Fiocco di neve, lo ha chiamato.
Un nome buffo per una terra che la neve non tocca mai.
In un pomeriggio pieno di sole, seduti ad un tavolino nel cuore del Borgo dei Vergini, mi ha raccontato una favola incredibile.
Mi ha raccontato come possa, un dolcino grande appena come il palmo di una mano, cambiare una vita intera.
Ciro è nato nel Rione Sanità tra il forno del pane e l’odore dei taralli.
Mi ha detto che della sua infanzia ricorda i profumi, la farina, gli impasti, le mani calde accanto al forno, la sveglia nel cuore della notte.
Il papà ha un panificio storico, fanno i taralli più buoni del quartiere, mi dice.
La scuola è una cosa che non serve, un ostacolo che separa dal lavoro, dai profumi, dal calore.
Si impara presto quando si è piccoli, si è veloci e non si conosce stanchezza.
Mi dice di essere curioso, impaziente.
È una parola che sento spesso, quando ascolto la mia gente.
Curiosità, impazienza.
Come una febbre, un fuoco che ti fa ripetere che non deve, non può essere tutto qui.
Che c’è un altro, un altrove.
E Ciro me lo ripete spesso, lui questo fuoco lo ha sentito.
Comincia con il domandare al papà di fare dei dolci nel periodo di Natale.

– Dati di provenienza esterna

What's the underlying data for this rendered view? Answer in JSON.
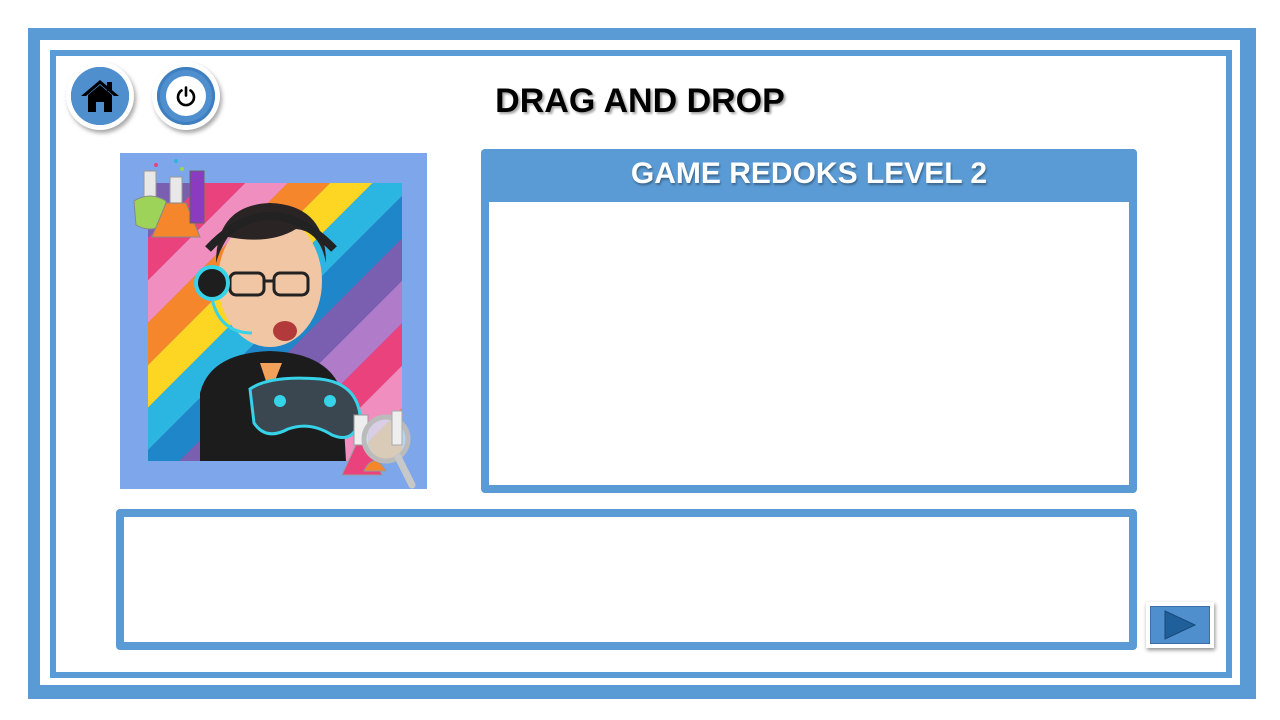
{
  "header": {
    "title": "DRAG AND DROP"
  },
  "nav": {
    "home_icon": "home-icon",
    "power_icon": "power-icon",
    "next_icon": "play-arrow-icon"
  },
  "question_panel": {
    "title": "GAME REDOKS LEVEL 2",
    "body": ""
  },
  "answer_area": {
    "text": ""
  },
  "colors": {
    "frame": "#5b9bd5",
    "button": "#4f8fce",
    "avatar_bg": "#7da7ea"
  }
}
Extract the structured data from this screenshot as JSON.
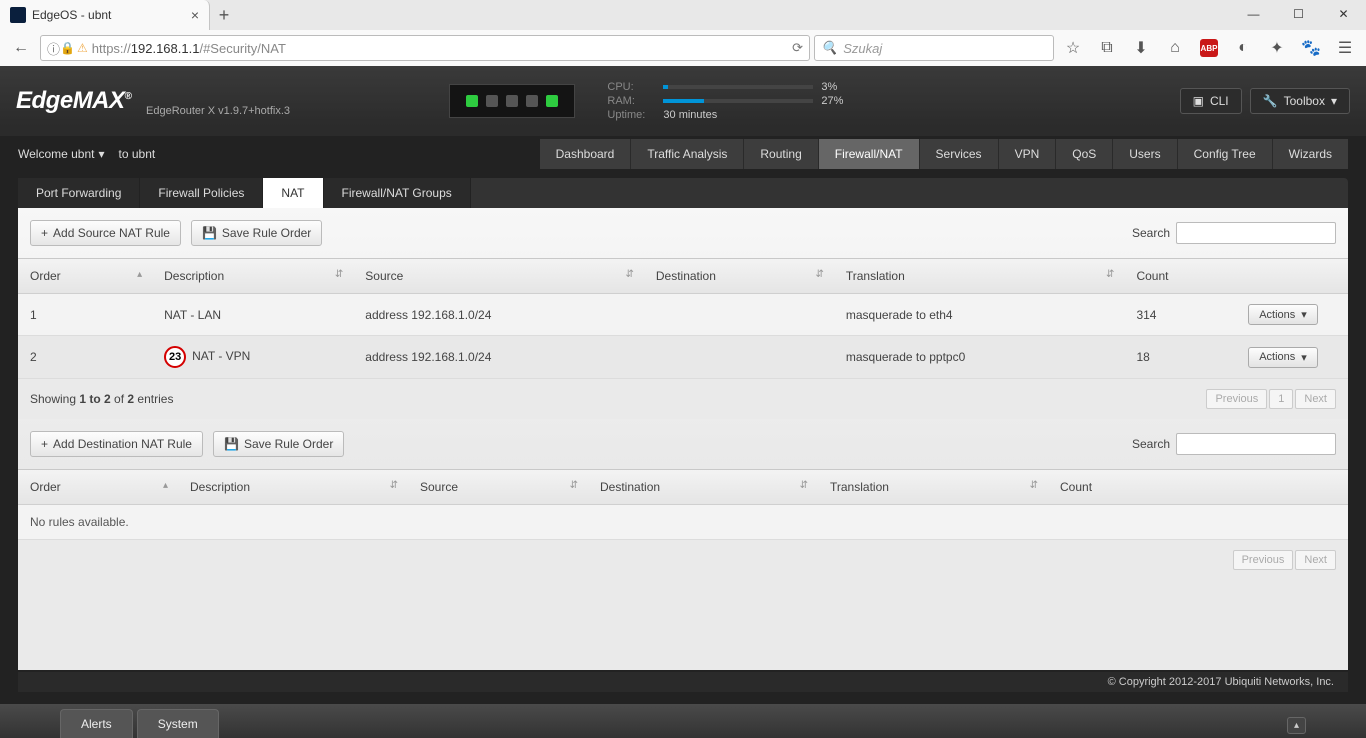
{
  "browser": {
    "tab_title": "EdgeOS - ubnt",
    "url_proto": "https://",
    "url_host": "192.168.1.1",
    "url_path": "/#Security/NAT",
    "search_placeholder": "Szukaj",
    "reload": "⟳"
  },
  "header": {
    "logo_a": "Edge",
    "logo_b": "MAX",
    "model": "EdgeRouter X v1.9.7+hotfix.3",
    "cpu_label": "CPU:",
    "cpu_pct": "3%",
    "ram_label": "RAM:",
    "ram_pct": "27%",
    "uptime_label": "Uptime:",
    "uptime_val": "30 minutes",
    "cli": "CLI",
    "toolbox": "Toolbox"
  },
  "subbar": {
    "welcome": "Welcome ubnt",
    "to": "to ubnt"
  },
  "main_tabs": [
    "Dashboard",
    "Traffic Analysis",
    "Routing",
    "Firewall/NAT",
    "Services",
    "VPN",
    "QoS",
    "Users",
    "Config Tree",
    "Wizards"
  ],
  "active_main": "Firewall/NAT",
  "sub_tabs": [
    "Port Forwarding",
    "Firewall Policies",
    "NAT",
    "Firewall/NAT Groups"
  ],
  "active_sub": "NAT",
  "source_nat": {
    "add_btn": "Add Source NAT Rule",
    "save_btn": "Save Rule Order",
    "search_label": "Search",
    "columns": [
      "Order",
      "Description",
      "Source",
      "Destination",
      "Translation",
      "Count",
      ""
    ],
    "rows": [
      {
        "order": "1",
        "desc": "NAT - LAN",
        "source": "address 192.168.1.0/24",
        "dest": "",
        "trans": "masquerade to eth4",
        "count": "314"
      },
      {
        "order": "2",
        "desc": "NAT - VPN",
        "source": "address 192.168.1.0/24",
        "dest": "",
        "trans": "masquerade to pptpc0",
        "count": "18"
      }
    ],
    "showing_pre": "Showing ",
    "showing_bold1": "1 to 2",
    "showing_mid": " of ",
    "showing_bold2": "2",
    "showing_post": " entries",
    "actions": "Actions",
    "previous": "Previous",
    "page1": "1",
    "next": "Next"
  },
  "dest_nat": {
    "add_btn": "Add Destination NAT Rule",
    "save_btn": "Save Rule Order",
    "search_label": "Search",
    "columns": [
      "Order",
      "Description",
      "Source",
      "Destination",
      "Translation",
      "Count"
    ],
    "no_rules": "No rules available.",
    "previous": "Previous",
    "next": "Next"
  },
  "footer": "© Copyright 2012-2017 Ubiquiti Networks, Inc.",
  "bottom_tabs": {
    "alerts": "Alerts",
    "system": "System"
  },
  "step23": "23",
  "icons": {
    "plus": "+",
    "save": "💾",
    "caret": "▾",
    "magnify": "🔍",
    "sort": "⇵",
    "sort_asc": "▴",
    "wrench": "🔧",
    "cli": "▣"
  }
}
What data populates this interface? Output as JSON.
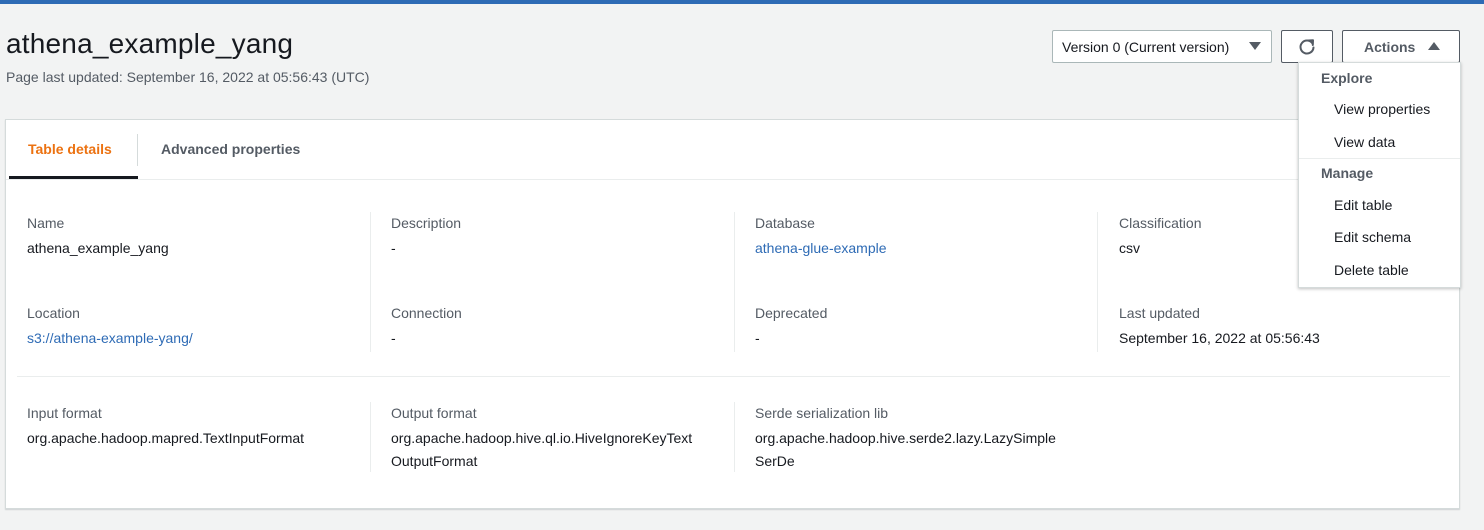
{
  "header": {
    "title": "athena_example_yang",
    "updated": "Page last updated: September 16, 2022 at 05:56:43 (UTC)"
  },
  "toolbar": {
    "version_label": "Version 0 (Current version)",
    "actions_label": "Actions"
  },
  "actions_menu": {
    "explore_label": "Explore",
    "view_properties": "View properties",
    "view_data": "View data",
    "manage_label": "Manage",
    "edit_table": "Edit table",
    "edit_schema": "Edit schema",
    "delete_table": "Delete table"
  },
  "tabs": {
    "table_details": "Table details",
    "advanced_properties": "Advanced properties"
  },
  "details": {
    "name": {
      "label": "Name",
      "value": "athena_example_yang"
    },
    "description": {
      "label": "Description",
      "value": "-"
    },
    "database": {
      "label": "Database",
      "value": "athena-glue-example"
    },
    "classification": {
      "label": "Classification",
      "value": "csv"
    },
    "location": {
      "label": "Location",
      "value": "s3://athena-example-yang/"
    },
    "connection": {
      "label": "Connection",
      "value": "-"
    },
    "deprecated": {
      "label": "Deprecated",
      "value": "-"
    },
    "last_updated": {
      "label": "Last updated",
      "value": "September 16, 2022 at 05:56:43"
    },
    "input_format": {
      "label": "Input format",
      "value": "org.apache.hadoop.mapred.TextInputFormat"
    },
    "output_format": {
      "label": "Output format",
      "value_line1": "org.apache.hadoop.hive.ql.io.HiveIgnoreKeyText",
      "value_line2": "OutputFormat"
    },
    "serde_lib": {
      "label": "Serde serialization lib",
      "value_line1": "org.apache.hadoop.hive.serde2.lazy.LazySimple",
      "value_line2": "SerDe"
    }
  },
  "colors": {
    "accent_tab": "#ec7211",
    "link": "#2e6bb5",
    "top_bar": "#2e6bb5"
  },
  "icons": {
    "refresh": "refresh-icon",
    "version_caret": "caret-down-icon",
    "actions_caret": "caret-up-icon"
  }
}
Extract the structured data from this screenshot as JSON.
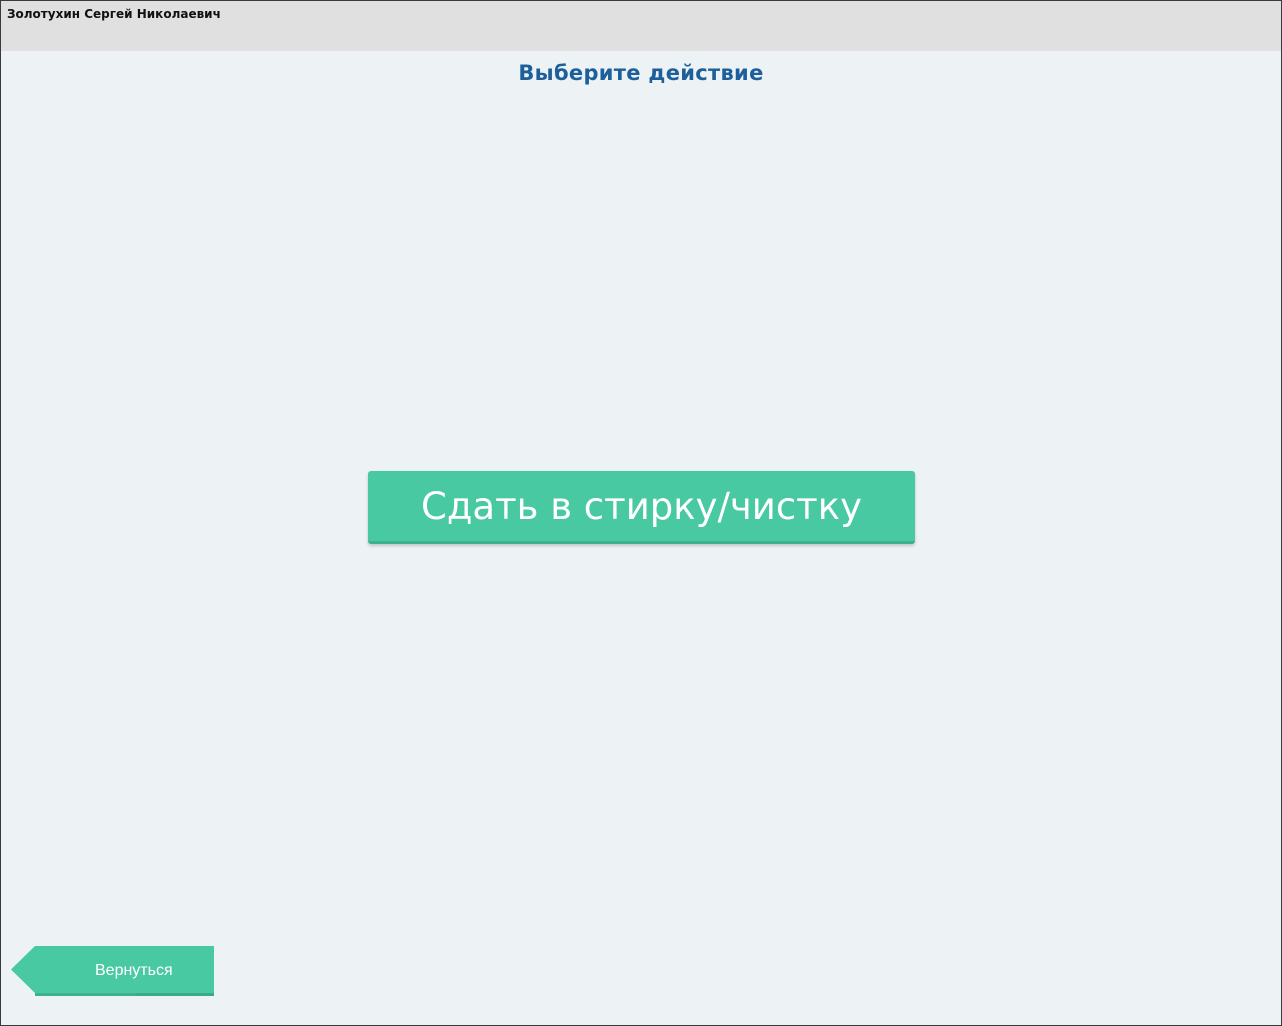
{
  "header": {
    "user_name": "Золотухин Сергей Николаевич"
  },
  "main": {
    "title": "Выберите действие",
    "action_label": "Сдать в стирку/чистку"
  },
  "footer": {
    "back_label": "Вернуться",
    "back_icon": "arrow-left-shape-icon"
  },
  "colors": {
    "accent": "#48c9a1",
    "title": "#1d5f9b",
    "header_bg": "#e0e0e0",
    "page_bg": "#edf2f5"
  }
}
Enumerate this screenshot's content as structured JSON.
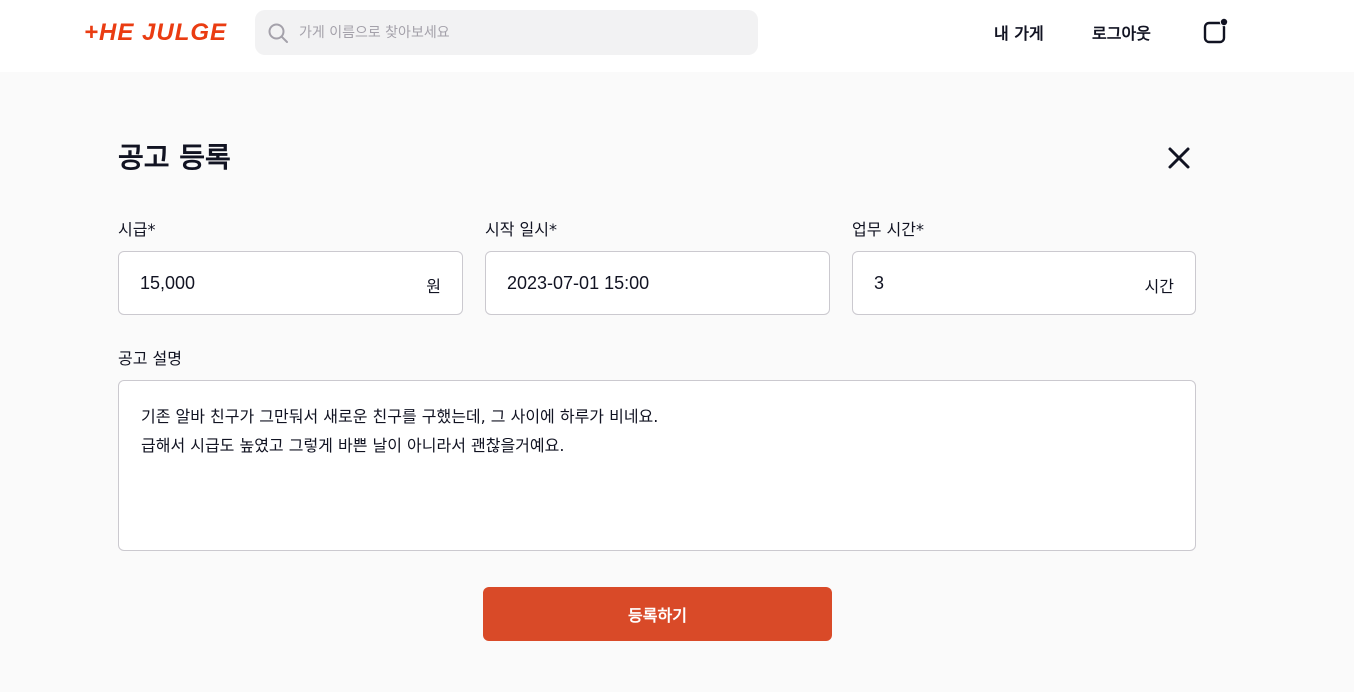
{
  "header": {
    "logo_text": "+HE JULGE",
    "search_placeholder": "가게 이름으로 찾아보세요",
    "nav_my_store": "내 가게",
    "nav_logout": "로그아웃"
  },
  "form": {
    "title": "공고 등록",
    "wage": {
      "label": "시급*",
      "value": "15,000",
      "unit": "원"
    },
    "start": {
      "label": "시작 일시*",
      "value": "2023-07-01 15:00"
    },
    "duration": {
      "label": "업무 시간*",
      "value": "3",
      "unit": "시간"
    },
    "description": {
      "label": "공고 설명",
      "lines": [
        "기존 알바 친구가 그만둬서 새로운 친구를 구했는데, 그 사이에 하루가 비네요.",
        "급해서 시급도 높였고 그렇게 바쁜 날이 아니라서 괜찮을거예요."
      ]
    },
    "submit_label": "등록하기"
  },
  "colors": {
    "accent": "#ea3c12",
    "button": "#d94a28",
    "background": "#fafafa",
    "border": "#cbc9cf"
  },
  "icons": {
    "search": "search-icon",
    "notification": "notification-icon",
    "close": "close-icon"
  }
}
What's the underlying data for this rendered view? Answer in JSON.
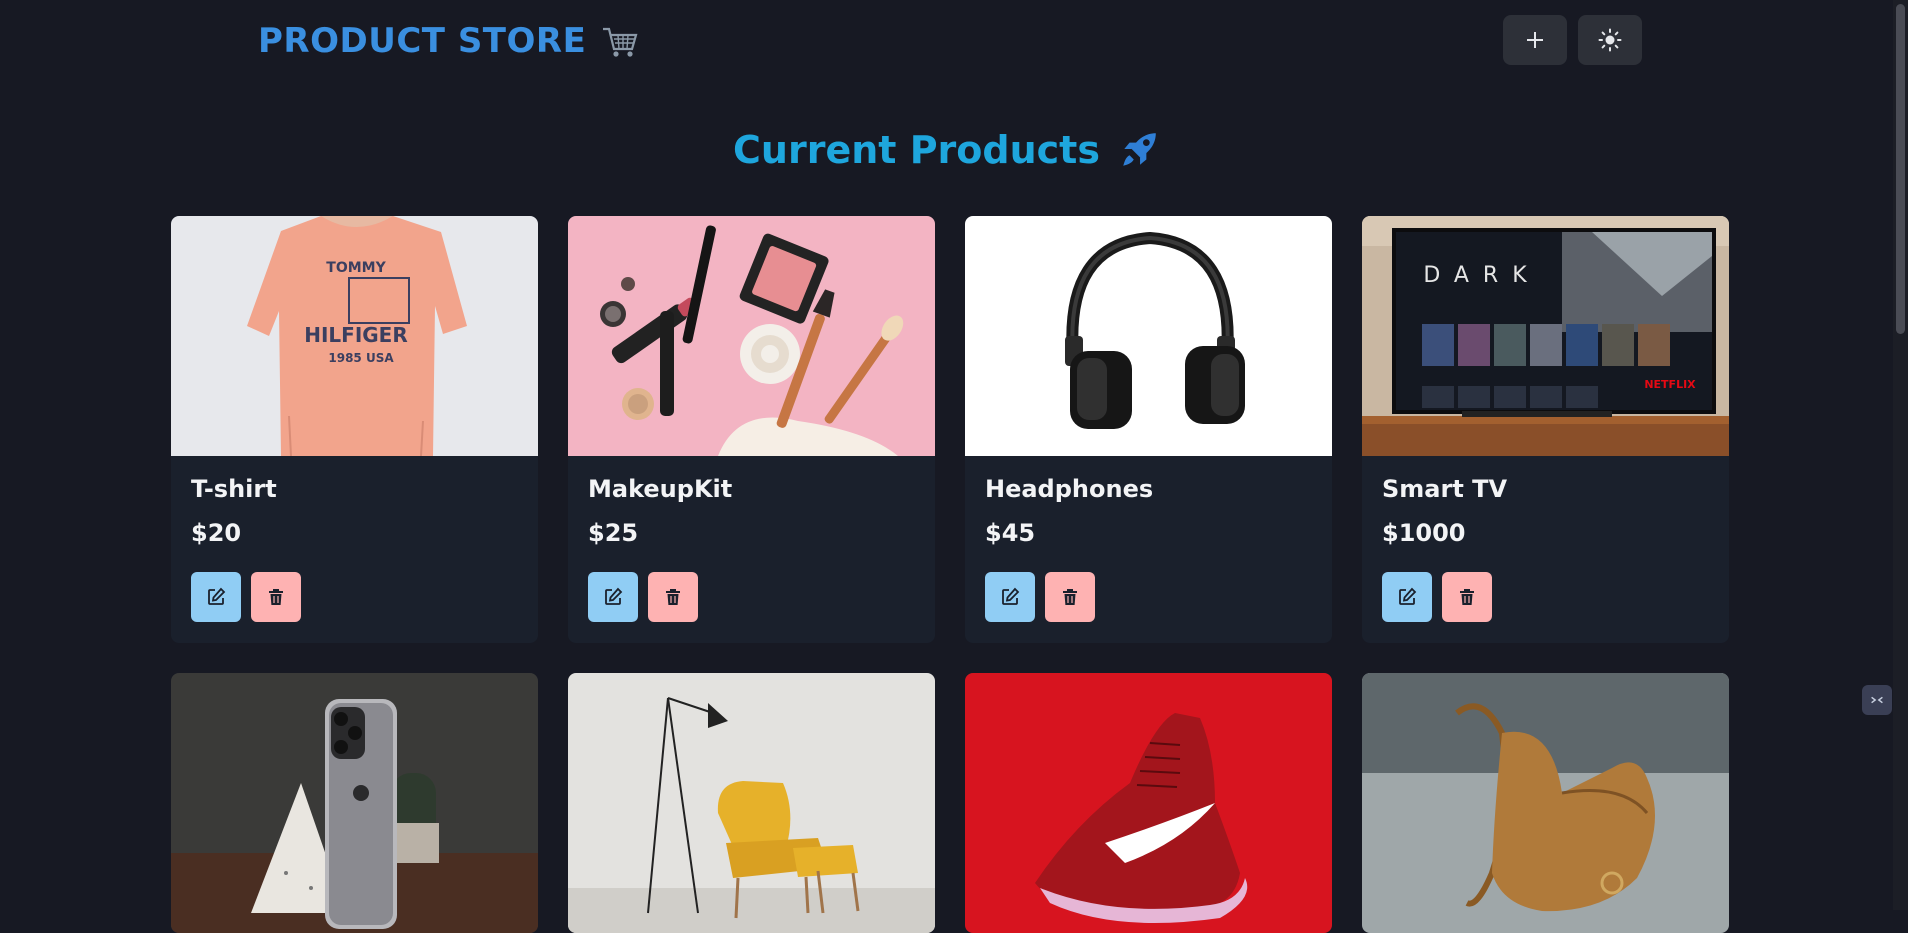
{
  "navbar": {
    "brand": "PRODUCT STORE",
    "brand_icon": "shopping-cart-icon",
    "add_icon": "plus-icon",
    "theme_icon": "sun-icon"
  },
  "heading": {
    "title": "Current Products",
    "icon": "rocket-icon"
  },
  "products": [
    {
      "name": "T-shirt",
      "price": "$20",
      "image": "tshirt"
    },
    {
      "name": "MakeupKit",
      "price": "$25",
      "image": "makeup"
    },
    {
      "name": "Headphones",
      "price": "$45",
      "image": "headphones"
    },
    {
      "name": "Smart TV",
      "price": "$1000",
      "image": "tv"
    },
    {
      "name": "",
      "price": "",
      "image": "phone"
    },
    {
      "name": "",
      "price": "",
      "image": "chair"
    },
    {
      "name": "",
      "price": "",
      "image": "sneaker"
    },
    {
      "name": "",
      "price": "",
      "image": "bag"
    }
  ],
  "tv_screen": {
    "title": "DARK",
    "brand": "NETFLIX"
  },
  "tshirt_print": {
    "top": "TOMMY",
    "middle": "HILFIGER",
    "bottom": "1985 USA"
  },
  "colors": {
    "background": "#171923",
    "card": "#1a202c",
    "brand": "#3a8fe0",
    "heading": "#1ea6dd",
    "edit": "#90cdf4",
    "delete": "#feb2b2"
  }
}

Non si può, non lo facciamo mai, nessuno li comprerebbe, si sente ripetere.
È una terra antica, il Rione Sanità, che impiega tempo ad adattarsi, a misurarsi, a modellare le forme.
Serve sempre un po’ di coraggio, all’inizio.
E così Ciro chiama uno zio che lavora come pasticcere a Ponza sei mesi l’anno.
Gli chiede di insegnargli qualche trucco, i rudimenti del mestiere.
Poco dopo, una mattina di sedici anni fa, decide di aprire una piccola pasticceria a pochi passi dal panificio di famiglia, esattamente nel cuore del Rione Sanità.
Abbassa lo sguardo e gioca con la sigaretta, la passa veloce fra le mani.
Sembra ricordare con chiarezza, forse troppa, l’inquietudine dei primi anni.
Mi dice che cominciano in due ma che i clienti non arrivano.
È un quartiere chiuso, i turisti non lo conoscono e i napoletani ne stanno alla larga.
Nessuno ci mette piede e i dolci non si vendono.
Si parla di chiudere, di arrendersi, di tornare a fare il pane e il pane soltanto.
Ciro mi dice che passa molto tempo in laboratorio, gioca con gli ingredienti, assaggia, immagina.
Sei anni dopo l’apertura, un giorno piovoso, ecco una nuova idea.
Un dolce piccolo, soffice, come una minuscola brioche che sta nel palmo di una mano.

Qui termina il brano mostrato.